I was at a celebratory get-together for a friend who turned sixty a while back during which he said, "I'm incredibly lucky to have remained an adolescent all these years. That's what publishing has allowed me. To stay curious. And to pretend that literature is real life."
Which words those of us attending laughed at knowingly. Most of us were adolescents too -- albeit gray-haired, pot-bellied, and mildly arthritic on damp mornings -- still questing after the true and beautiful, still believing in the power of words to make things happen, largely conservative in our aesthetics but rabidly liberal in our politics. We were as avid for sensual experience as teenagers but we had learned to slow down -- our bodies, if not always our minds, had come to demand patience, the exquisite pain of making the penultimate moment last.
We raised our glasses and toasted our friend's health and years. In Polish we sang, "Sto Lat." A hundred years.

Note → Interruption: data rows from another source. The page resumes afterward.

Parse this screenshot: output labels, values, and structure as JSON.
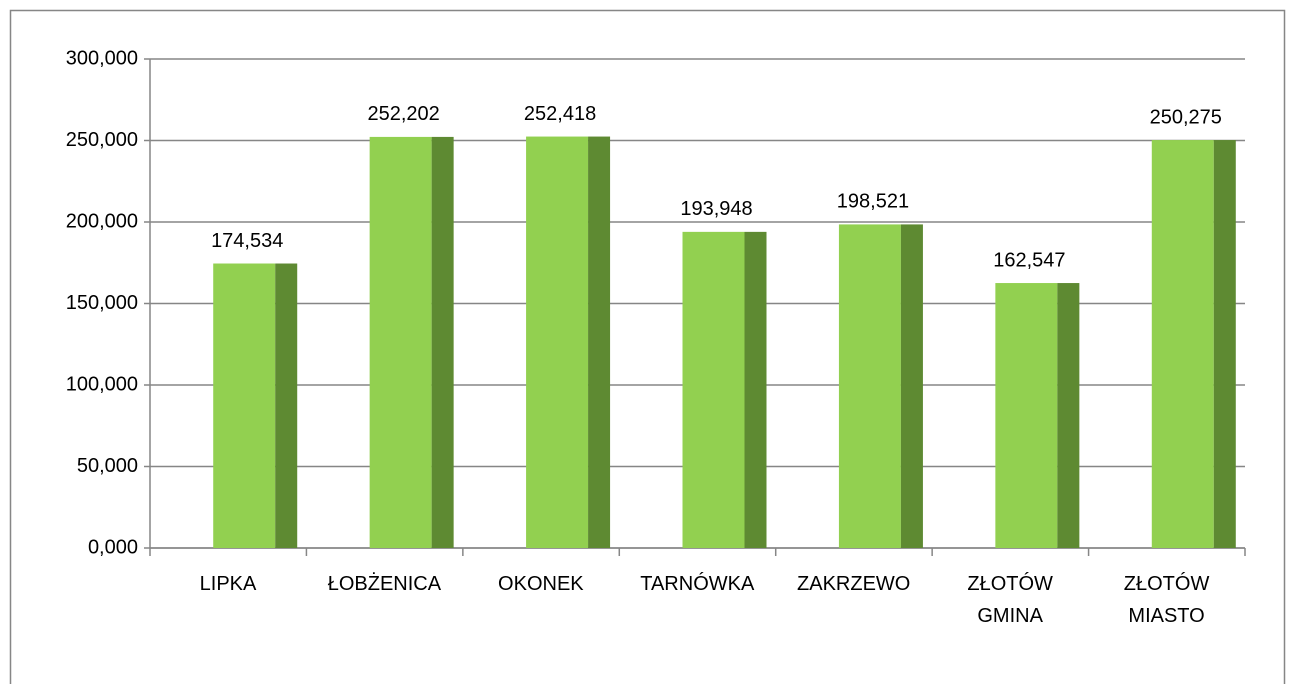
{
  "chart_data": {
    "type": "bar",
    "categories": [
      "LIPKA",
      "ŁOBŻENICA",
      "OKONEK",
      "TARNÓWKA",
      "ZAKRZEWO",
      "ZŁOTÓW\nGMINA",
      "ZŁOTÓW\nMIASTO"
    ],
    "values": [
      174.534,
      252.202,
      252.418,
      193.948,
      198.521,
      162.547,
      250.275
    ],
    "value_labels": [
      "174,534",
      "252,202",
      "252,418",
      "193,948",
      "198,521",
      "162,547",
      "250,275"
    ],
    "color": "#92d050",
    "side_color": "#5e8a32",
    "ylim": [
      0,
      300
    ],
    "yticks": [
      {
        "value": 0,
        "label": "0,000"
      },
      {
        "value": 50,
        "label": "50,000"
      },
      {
        "value": 100,
        "label": "100,000"
      },
      {
        "value": 150,
        "label": "150,000"
      },
      {
        "value": 200,
        "label": "200,000"
      },
      {
        "value": 250,
        "label": "250,000"
      },
      {
        "value": 300,
        "label": "300,000"
      }
    ],
    "grid": true
  }
}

Live to be a hundred. As though the quality of a life could be measured in numbers. As though longevity itself was something to strive for. I thought of some of my dearest contemporaries, the ones already dead, done in at an age much younger than I am now, most by disease, a few by misadventure, one or two by their own hand.
They must be around here somewhere for I can hear them singing, their voices soft and clear as the last light of day over the western hills. Their presence comforts me. I hope that by the time their voices are extinguished I too will be gone a long, long time.